Morgan Stanley Bullish on Machinery Industry
Investing.com — Morgan Stanley is optimistic about the machinery industry, raising its sector rating to “attractive” for 2025, attributed to improved clarity on key equipment cycles.
The brokerage has upgraded CNH Industrial NV (NYSE:CNH) and Timken Company (NYSE:TKR) to “overweight,” favoring these “value” plays for their de-risked profiles. It raised the target price for CNH from $11 to $16.5 and increased Timken’s target price by $11 to $93.
Morgan Stanley mentioned three key themes driving 2025 performance: equipment cycle positioning, valuations, and the potential impacts of a Trump presidency. The firm prefers North American commercial vehicles and agricultural equipment, while noting that construction equipment faces significant challenges.
The firm maintains an “overweight” rating on Cummins (NYSE:CMI), Paccar (NASDAQ:PCAR), Wabtec, Deere (NYSE:DE), and Martin Marietta, while being “underweight” on Caterpillar (NYSE:CAT), Terex (NYSE:TEX), Lincoln Electric, and Donaldson.

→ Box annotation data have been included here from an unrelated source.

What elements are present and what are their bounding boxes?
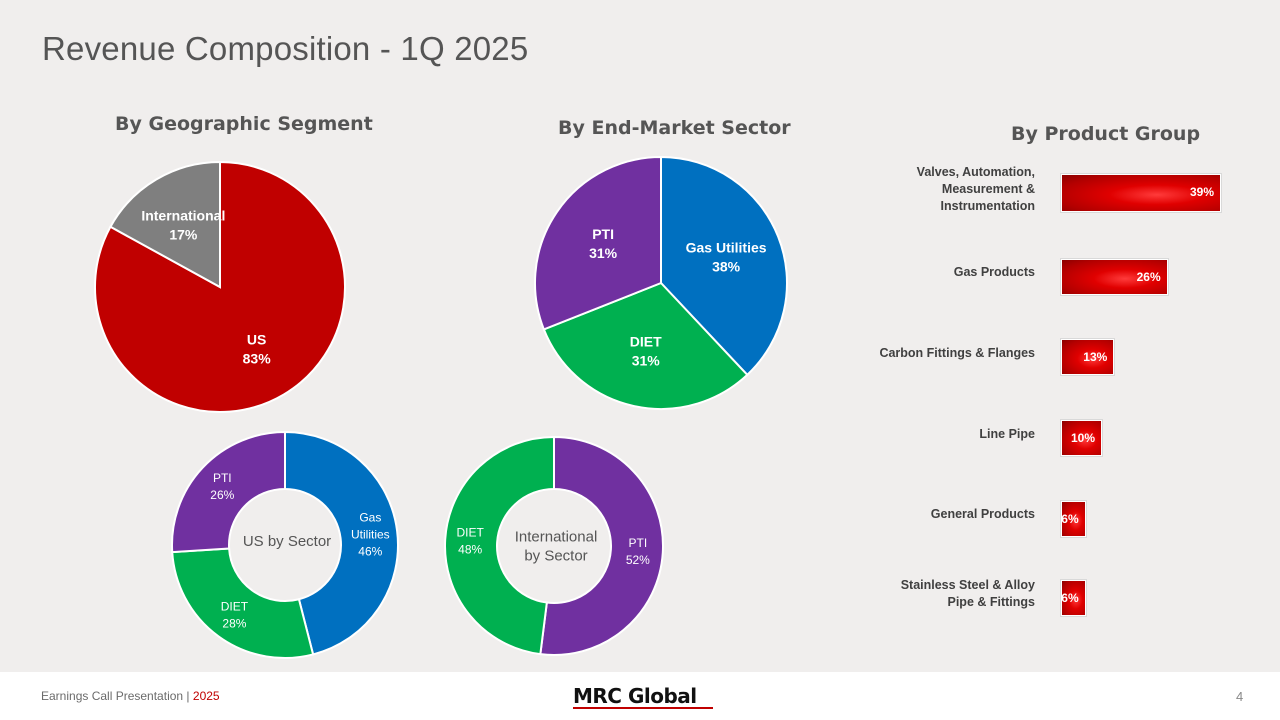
intl-donut-slice-diet bbox=[444, 435, 555, 656]
us-donut-label-diet: DIET 28% bbox=[221, 599, 249, 630]
bar-category-label: Valves, Automation, Measurement & Instrume… bbox=[916, 164, 1035, 213]
bar-line-pipe: 10% bbox=[1061, 420, 1103, 457]
bar-category-label: Line Pipe bbox=[979, 426, 1035, 441]
bar-value-label: 6% bbox=[1061, 590, 1079, 605]
geo-label-international: International 17% bbox=[141, 207, 225, 242]
logo-underline bbox=[573, 707, 713, 709]
bar-valves-automation-measurement-instrumentation: 39% bbox=[1061, 174, 1221, 212]
footer-year: 2025 bbox=[192, 689, 220, 703]
endmarket-slice-pti bbox=[534, 155, 662, 331]
us-donut-center-title: US by Sector bbox=[243, 533, 331, 550]
page-number: 4 bbox=[1236, 689, 1244, 704]
end-market-chart-title: By End-Market Sector bbox=[558, 117, 791, 139]
bar-stainless-steel-alloy-pipe-fittings: 6% bbox=[1061, 579, 1086, 616]
endmarket-label-gas-utilities: Gas Utilities 38% bbox=[686, 240, 767, 275]
intl-donut-center-title: International by Sector bbox=[515, 529, 598, 565]
us-donut-label-pti: PTI 26% bbox=[210, 471, 234, 502]
geographic-chart-title: By Geographic Segment bbox=[115, 113, 373, 135]
geo-slice-international bbox=[109, 160, 221, 289]
us-donut-label-gas-utilities: Gas Utilities 46% bbox=[351, 510, 390, 558]
footer: Earnings Call Presentation | 2025 MRC Gl… bbox=[0, 672, 1280, 720]
bar-category-label: General Products bbox=[930, 507, 1035, 522]
us-donut-slice-gas-utilities bbox=[284, 430, 399, 656]
charts-canvas: US 83% International 17% Gas Utilities 38% DIE… bbox=[94, 155, 788, 659]
geo-label-us: US 83% bbox=[243, 331, 272, 366]
intl-donut-slice-pti bbox=[539, 435, 664, 656]
bar-category-label: Gas Products bbox=[953, 265, 1035, 280]
bar-category-label: Carbon Fittings & Flanges bbox=[879, 345, 1035, 360]
intl-donut-label-pti: PTI 52% bbox=[626, 536, 650, 567]
page-title: Revenue Composition - 1Q 2025 bbox=[42, 30, 529, 67]
product-group-chart-title: By Product Group bbox=[1011, 123, 1201, 145]
bar-value-label: 13% bbox=[1083, 350, 1108, 365]
bar-value-label: 26% bbox=[1136, 269, 1161, 284]
bar-general-products: 6% bbox=[1061, 500, 1086, 537]
company-logo: MRC Global bbox=[573, 684, 697, 708]
bar-gas-products: 26% bbox=[1061, 258, 1168, 295]
endmarket-slice-diet bbox=[542, 281, 749, 410]
footer-separator: | bbox=[186, 689, 190, 703]
endmarket-label-pti: PTI 31% bbox=[589, 226, 618, 261]
slide: Revenue Composition - 1Q 2025 By Geograp… bbox=[0, 0, 1280, 672]
bar-value-label: 39% bbox=[1189, 185, 1214, 199]
us-donut-slice-pti bbox=[171, 430, 286, 554]
footer-caption: Earnings Call Presentation | 2025 bbox=[41, 689, 220, 703]
bar-carbon-fittings-flanges: 13% bbox=[1061, 339, 1115, 376]
endmarket-label-diet: DIET 31% bbox=[630, 334, 662, 369]
endmarket-slice-gas-utilities bbox=[660, 155, 788, 377]
bar-value-label: 10% bbox=[1070, 431, 1096, 446]
us-donut-slice-diet bbox=[171, 547, 315, 659]
bar-category-label: Stainless Steel & Alloy Pipe & Fittings bbox=[900, 577, 1035, 609]
presentation-name: Earnings Call Presentation bbox=[41, 689, 184, 703]
bar-value-label: 6% bbox=[1061, 511, 1079, 526]
intl-donut-label-diet: DIET 48% bbox=[456, 525, 484, 556]
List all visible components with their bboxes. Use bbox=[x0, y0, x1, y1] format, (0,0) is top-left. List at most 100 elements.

Additionally, the note flagged macroeconomic and geopolitical risks associated with a Trump presidency, including trade uncertainty, inflation, and a strong U.S. dollar. However, Morgan Stanley identifies rental equipment firms like United Rentals (NYSE:URI) and WSC, as well as aggregates companies Martin Marietta and Vulcan, as well-positioned due to their U.S.-focused sales and pricing power.